ByteHarvester

Posted on Apr 16

I Built a Google Maps Email Scraper That Finds 74% More Emails Than the Competition

#webscraping #javascript #automation #leadgeneration

I spent months scraping Google Maps for lead generation projects and kept running into the same wall: none of the existing tools actually found emails.

Sure, they scraped names, phone numbers, and addresses. But emails? The one piece of contact data that actually converts for cold outreach? Almost nobody bothered.

So I built my own. And in testing across 5,000+ businesses, it found valid emails for 74% of listings that had a website.

Here is how it works, why the architecture matters, and how you can use it today.

Why I Built This

Last year, a client asked me to build a prospect list of 2,000 dental practices in Germany. The brief was simple: name, address, phone, email, and any social media links. Easy, right?

I tried three different Google Maps scrapers on the Apify Store. They all gave me names, addresses, and phone numbers in minutes. But the email column? Empty. Every single row.

The problem is straightforward: Google Maps does not display email addresses. It shows website URLs. To get emails, you need to actually visit each business website and parse the HTML for email patterns. That is a second crawl on top of the Maps scrape, and most tools skip it because it is slower and more complex.

I also needed results in German -- the search queries, the Maps interface, the opening hours. Most scrapers hard-code English selectors and break completely when you switch languages.

After patching together two separate tools and writing my own email-parsing scripts, I decided to build a single actor that does the entire pipeline: Maps scrape, website visit, email extraction, social media extraction, and smart filtering. All in one run.

What Makes It Different

It visits every business website. This is the big one. Google Maps shows a website URL for most businesses, but it never shows their email. This scraper takes that URL, loads the page with a fast HTML parser, and scans for mailto: links plus regex-based email patterns. That is where the 74% hit rate comes from.

It works in any language. The actor supports 50+ language codes. Search for "Zahnarzt in Munchen" in German, "restaurantes en Madrid" in Spanish, or "fogorvos Budapest" in Hungarian. The opening hours extraction is language-agnostic too -- it finds time patterns like 12:00-23:00 rather than looking for the English word "Hours."

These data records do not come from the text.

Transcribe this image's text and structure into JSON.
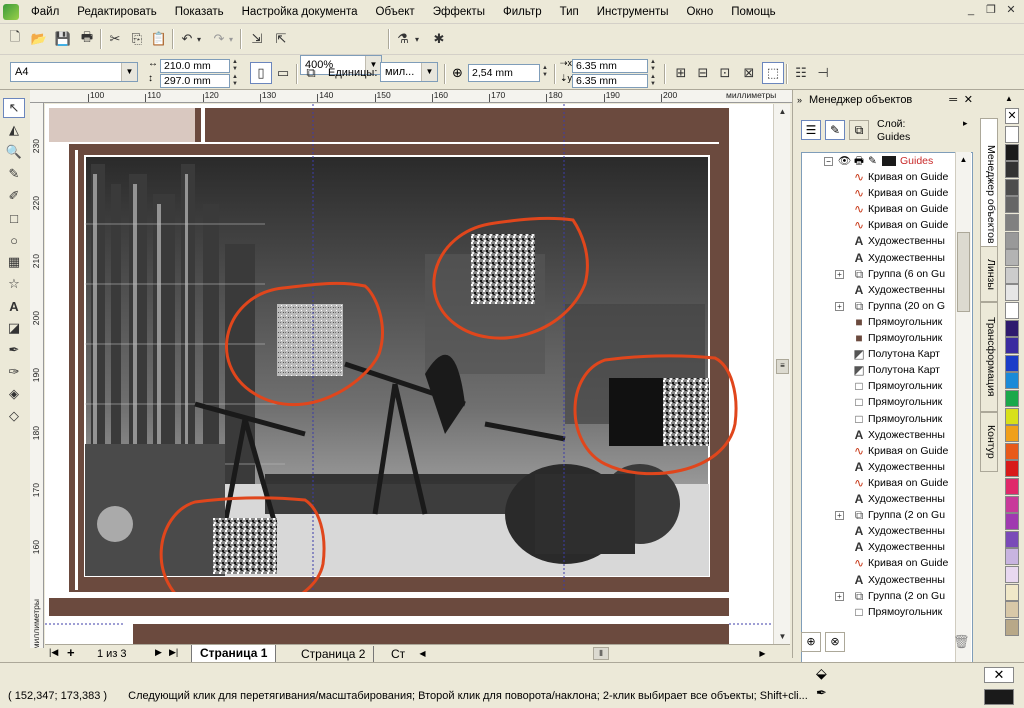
{
  "menubar": {
    "items": [
      "Файл",
      "Редактировать",
      "Показать",
      "Настройка документа",
      "Объект",
      "Эффекты",
      "Фильтр",
      "Тип",
      "Инструменты",
      "Окно",
      "Помощь"
    ]
  },
  "toolbar": {
    "zoom_value": "400%"
  },
  "propbar": {
    "page_size": "A4",
    "width": "210.0 mm",
    "height": "297.0 mm",
    "units_label": "Единицы:",
    "units_value": "мил...",
    "nudge": "2,54 mm",
    "dup_x": "6.35 mm",
    "dup_y": "6.35 mm"
  },
  "rulers": {
    "h_ticks": [
      "100",
      "110",
      "120",
      "130",
      "140",
      "150",
      "160",
      "170",
      "180",
      "190",
      "200"
    ],
    "h_unit": "миллиметры",
    "v_ticks": [
      "230",
      "220",
      "210",
      "200",
      "190",
      "180",
      "170",
      "160"
    ],
    "v_unit": "миллиметры"
  },
  "pages": {
    "counter": "1 из 3",
    "tabs": [
      "Страница 1",
      "Страница 2",
      "Ст"
    ]
  },
  "docker": {
    "title": "Менеджер объектов",
    "layer_label": "Слой:",
    "layer_name": "Guides",
    "root_layer": "Guides",
    "objects": [
      {
        "icon": "curve-icon",
        "label": "Кривая on Guide",
        "expandable": false
      },
      {
        "icon": "curve-icon",
        "label": "Кривая on Guide",
        "expandable": false
      },
      {
        "icon": "curve-icon",
        "label": "Кривая on Guide",
        "expandable": false
      },
      {
        "icon": "curve-icon",
        "label": "Кривая on Guide",
        "expandable": false
      },
      {
        "icon": "artistic-text-icon",
        "label": "Художественны",
        "expandable": false
      },
      {
        "icon": "artistic-text-icon",
        "label": "Художественны",
        "expandable": false
      },
      {
        "icon": "group-icon",
        "label": "Группа (6 on Gu",
        "expandable": true
      },
      {
        "icon": "artistic-text-icon",
        "label": "Художественны",
        "expandable": false
      },
      {
        "icon": "group-icon",
        "label": "Группа (20 on G",
        "expandable": true
      },
      {
        "icon": "rectangle-filled-icon",
        "label": "Прямоугольник",
        "expandable": false
      },
      {
        "icon": "rectangle-filled-icon",
        "label": "Прямоугольник",
        "expandable": false
      },
      {
        "icon": "halftone-icon",
        "label": "Полутона Карт",
        "expandable": false
      },
      {
        "icon": "halftone-icon",
        "label": "Полутона Карт",
        "expandable": false
      },
      {
        "icon": "rectangle-icon",
        "label": "Прямоугольник",
        "expandable": false
      },
      {
        "icon": "rectangle-icon",
        "label": "Прямоугольник",
        "expandable": false
      },
      {
        "icon": "rectangle-icon",
        "label": "Прямоугольник",
        "expandable": false
      },
      {
        "icon": "artistic-text-icon",
        "label": "Художественны",
        "expandable": false
      },
      {
        "icon": "curve-icon",
        "label": "Кривая on Guide",
        "expandable": false
      },
      {
        "icon": "artistic-text-icon",
        "label": "Художественны",
        "expandable": false
      },
      {
        "icon": "curve-icon",
        "label": "Кривая on Guide",
        "expandable": false
      },
      {
        "icon": "artistic-text-icon",
        "label": "Художественны",
        "expandable": false
      },
      {
        "icon": "group-icon",
        "label": "Группа (2 on Gu",
        "expandable": true
      },
      {
        "icon": "artistic-text-icon",
        "label": "Художественны",
        "expandable": false
      },
      {
        "icon": "artistic-text-icon",
        "label": "Художественны",
        "expandable": false
      },
      {
        "icon": "curve-icon",
        "label": "Кривая on Guide",
        "expandable": false
      },
      {
        "icon": "artistic-text-icon",
        "label": "Художественны",
        "expandable": false
      },
      {
        "icon": "group-icon",
        "label": "Группа (2 on Gu",
        "expandable": true
      },
      {
        "icon": "rectangle-icon",
        "label": "Прямоугольник",
        "expandable": false
      }
    ]
  },
  "vtabs": [
    "Менеджер объектов",
    "Линзы",
    "Трансформация",
    "Контур"
  ],
  "palette": [
    "#ffffff",
    "#1a1a1a",
    "#333333",
    "#4d4d4d",
    "#666666",
    "#808080",
    "#999999",
    "#b3b3b3",
    "#cccccc",
    "#e6e6e6",
    "#ffffff",
    "#2e1a6e",
    "#3a2ba0",
    "#1a3cc8",
    "#1a8ad8",
    "#1aa84a",
    "#d8e01a",
    "#f0a01a",
    "#e85a1a",
    "#d81a1a",
    "#e0286a",
    "#c83a9a",
    "#a03ab0",
    "#7a4ab8",
    "#c8b4e0",
    "#e8d8f0",
    "#f0e8c8",
    "#d8c8a8",
    "#b8a888"
  ],
  "status": {
    "coords": "( 152,347; 173,383 )",
    "message": "Следующий клик для перетягивания/масштабирования; Второй клик для поворота/наклона; 2-клик выбирает все объекты; Shift+cli..."
  },
  "colors": {
    "brown_frame": "#6b4a3e",
    "annotation_red": "#e0461c"
  }
}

Smart email filtering. Raw regex extraction on HTML is noisy. You get image filenames that look like emails, Wixpress system addresses, font file references, noreply addresses, and other junk. The scraper runs every match through a multi-layer filter: blacklisted domains, image/font file extensions, generic system prefixes, and domain length validation. What you get back are real, contactable emails.

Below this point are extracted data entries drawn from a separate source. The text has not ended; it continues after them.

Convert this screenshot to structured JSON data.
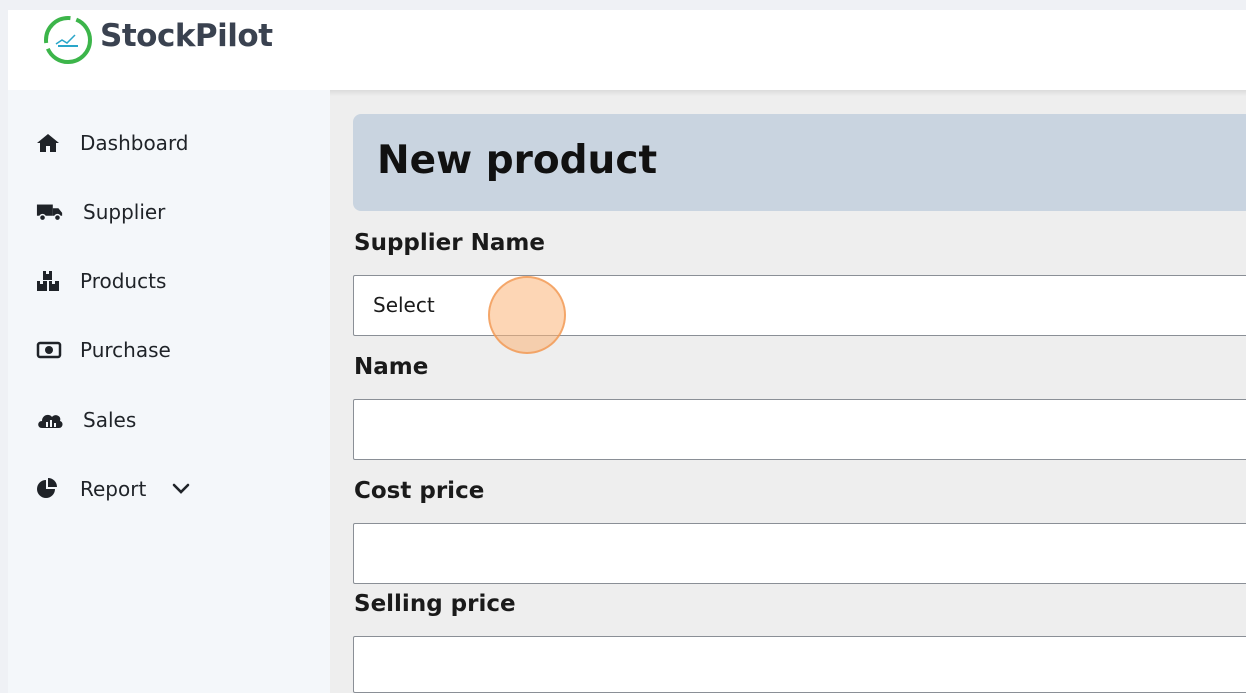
{
  "app": {
    "brand": "StockPilot"
  },
  "sidebar": {
    "items": [
      {
        "label": "Dashboard",
        "icon": "home-icon"
      },
      {
        "label": "Supplier",
        "icon": "truck-icon"
      },
      {
        "label": "Products",
        "icon": "boxes-icon"
      },
      {
        "label": "Purchase",
        "icon": "money-bill-icon"
      },
      {
        "label": "Sales",
        "icon": "cloud-chart-icon"
      },
      {
        "label": "Report",
        "icon": "pie-chart-icon",
        "has_submenu": true
      }
    ]
  },
  "main": {
    "title": "New product",
    "form": {
      "supplier_label": "Supplier Name",
      "supplier_value": "Select",
      "name_label": "Name",
      "name_value": "",
      "cost_label": "Cost price",
      "cost_value": "",
      "selling_label": "Selling price",
      "selling_value": ""
    }
  },
  "colors": {
    "logo_ring": "#3cb54a",
    "title_banner": "#c9d4e0",
    "sidebar_bg": "#f4f7fa",
    "main_bg": "#eeeeee",
    "click_indicator": "#fcb478"
  }
}
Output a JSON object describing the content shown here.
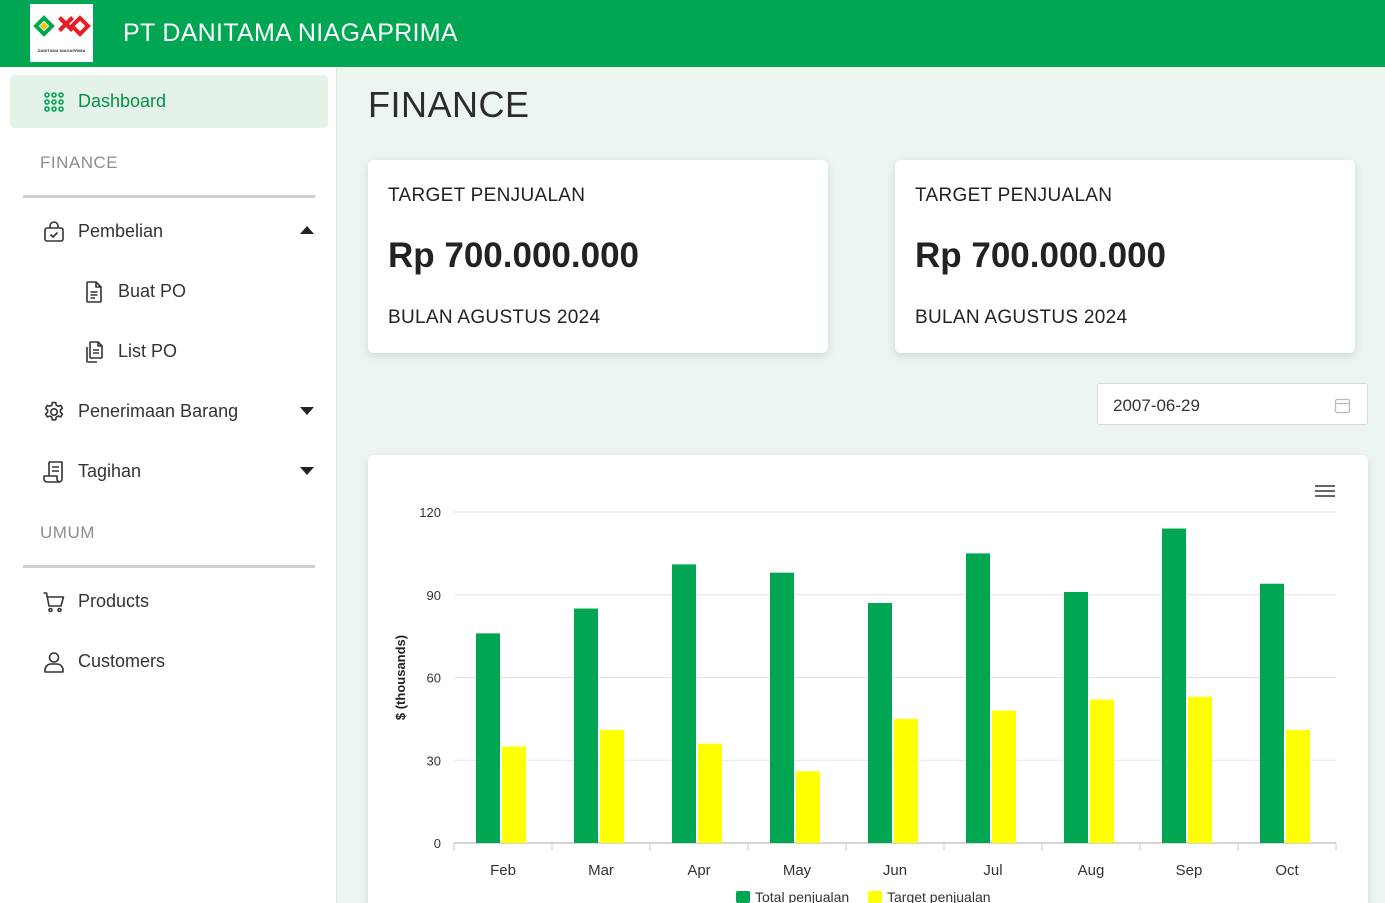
{
  "app": {
    "company_name": "PT DANITAMA NIAGAPRIMA",
    "logo_caption": "DANITAMA NIAGAPRIMA",
    "brand_color": "#00a651"
  },
  "sidebar": {
    "dashboard": {
      "label": "Dashboard",
      "icon": "grid-dots-icon"
    },
    "section_finance": "FINANCE",
    "pembelian": {
      "label": "Pembelian",
      "icon": "shopping-bag-icon",
      "expanded": true
    },
    "buat_po": {
      "label": "Buat PO",
      "icon": "document-icon"
    },
    "list_po": {
      "label": "List PO",
      "icon": "documents-copy-icon"
    },
    "penerimaan": {
      "label": "Penerimaan Barang",
      "icon": "gear-icon",
      "expanded": false
    },
    "tagihan": {
      "label": "Tagihan",
      "icon": "invoice-icon",
      "expanded": false
    },
    "section_umum": "UMUM",
    "products": {
      "label": "Products",
      "icon": "cart-icon"
    },
    "customers": {
      "label": "Customers",
      "icon": "user-icon"
    }
  },
  "main": {
    "page_title": "FINANCE",
    "cards": [
      {
        "title": "TARGET PENJUALAN",
        "amount": "Rp 700.000.000",
        "period": "BULAN AGUSTUS 2024"
      },
      {
        "title": "TARGET PENJUALAN",
        "amount": "Rp 700.000.000",
        "period": "BULAN AGUSTUS 2024"
      }
    ],
    "date_value": "2007-06-29",
    "chart_menu_icon": "hamburger-menu-icon"
  },
  "chart_data": {
    "type": "bar",
    "categories": [
      "Feb",
      "Mar",
      "Apr",
      "May",
      "Jun",
      "Jul",
      "Aug",
      "Sep",
      "Oct"
    ],
    "series": [
      {
        "name": "Total penjualan",
        "color": "#00a651",
        "values": [
          76,
          85,
          101,
          98,
          87,
          105,
          91,
          114,
          94
        ]
      },
      {
        "name": "Target penjualan",
        "color": "#ffff00",
        "values": [
          35,
          41,
          36,
          26,
          45,
          48,
          52,
          53,
          41
        ]
      }
    ],
    "ylabel": "$ (thousands)",
    "xlabel": "",
    "ylim": [
      0,
      120
    ],
    "yticks": [
      0,
      30,
      60,
      90,
      120
    ],
    "grid": true,
    "legend": "bottom-center"
  }
}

Built-in social media extraction. It pulls Facebook, Instagram, LinkedIn, and Twitter/X profile links from business websites, filtering out share dialogs and tracking URLs to give you clean profile links.

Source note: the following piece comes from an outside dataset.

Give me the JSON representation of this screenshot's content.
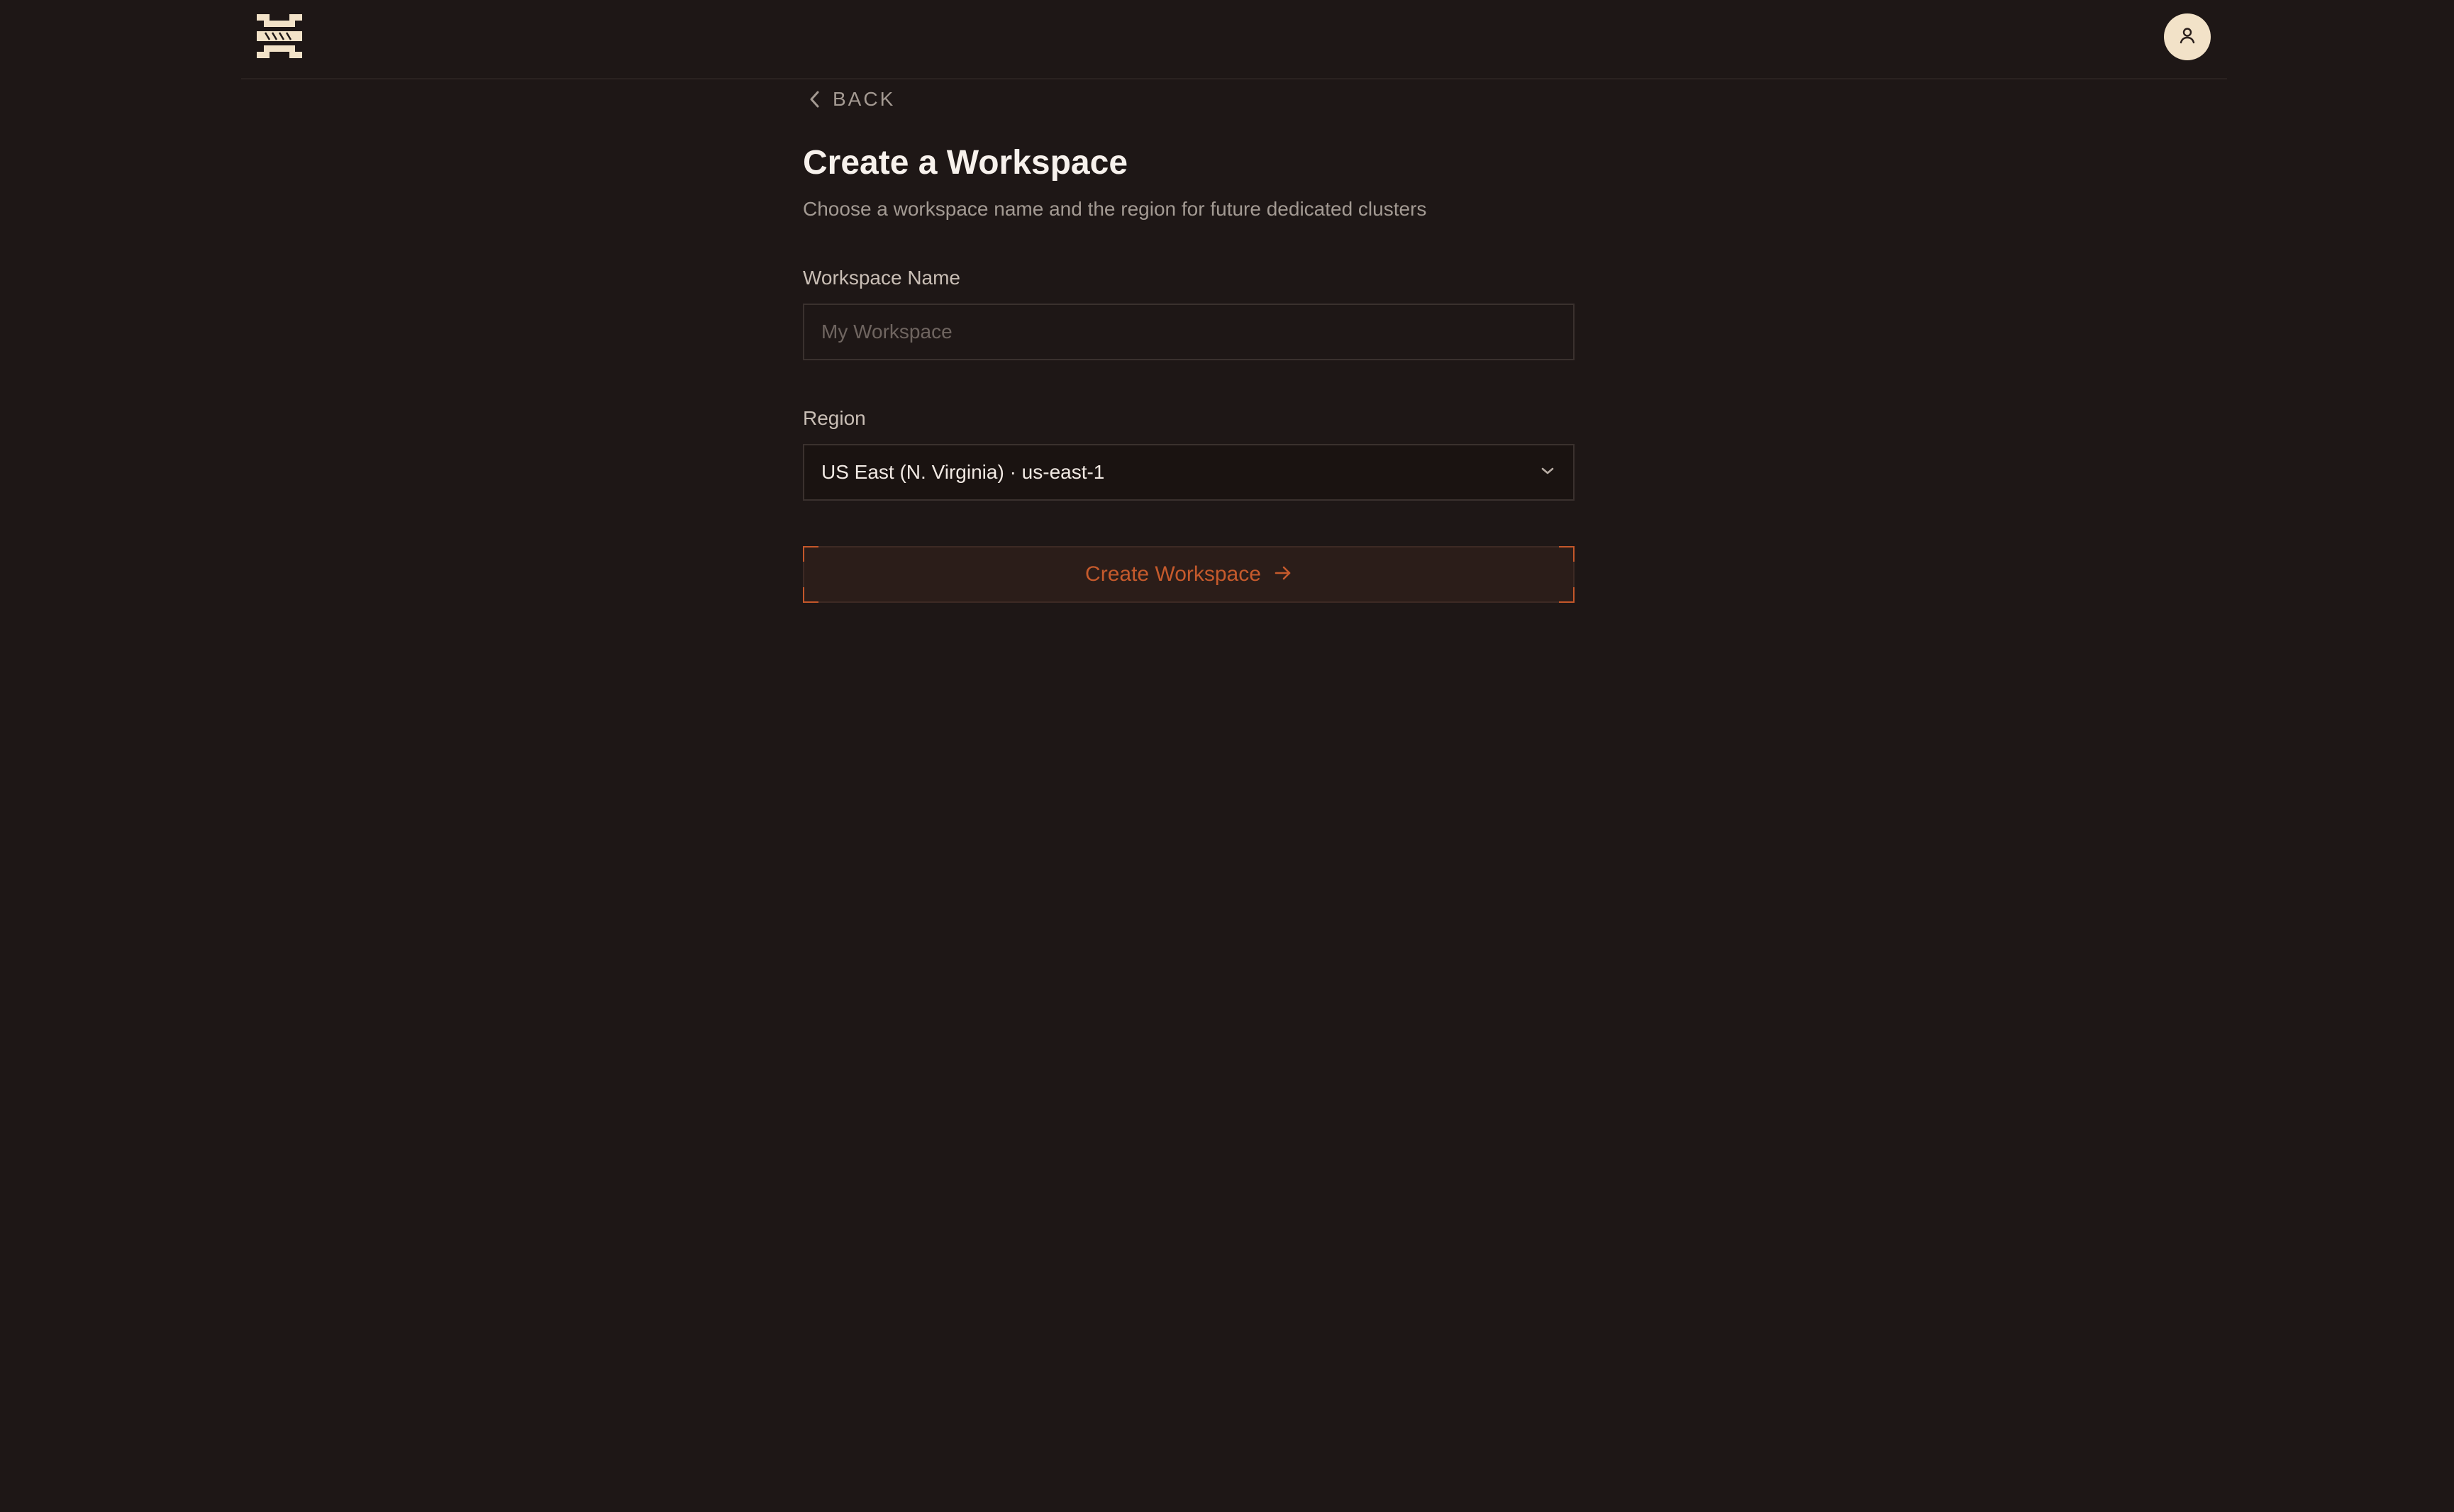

Opening hours. Most scrapers skip this entirely because it requires expanding a collapsed UI element in Google Maps and parsing a table. This actor clicks the hours panel open, finds the hours table in the DOM, and returns structured day-by-day data.

Half the cost. At roughly $5 per 1,000 results, it is about half the price of the popular "Google Maps Email Extractor" by contacts-api, which charges around $10 per 1,000. And you pay for results, not runtime.

How It Works: The 3-Phase Architecture

The scraper runs in three distinct phases, each using the right tool for the job.

Phase 1: Google Maps Crawling (Playwright)

Google Maps is a heavy single-page application. There is no static HTML to parse -- everything renders via JavaScript. The results list uses infinite scrolling, so you can not just fetch a URL and call it done.

This phase uses Playwright (a headful browser) through Crawlee's PlaywrightCrawler. Here is what happens:

The crawler builds a Maps search URL from your query and language code.
It waits for the results feed to appear.
It scrolls the feed panel repeatedly, collecting place links after each scroll.
It detects when scrolling stops producing new results (5 consecutive stable rounds) or when maxResults is reached.
Each discovered place URL is enqueued as a separate PLACE request.

For each place page, the crawler extracts business name, category, address, phone, website URL, rating, review count, opening hours, Google Maps URL and place ID.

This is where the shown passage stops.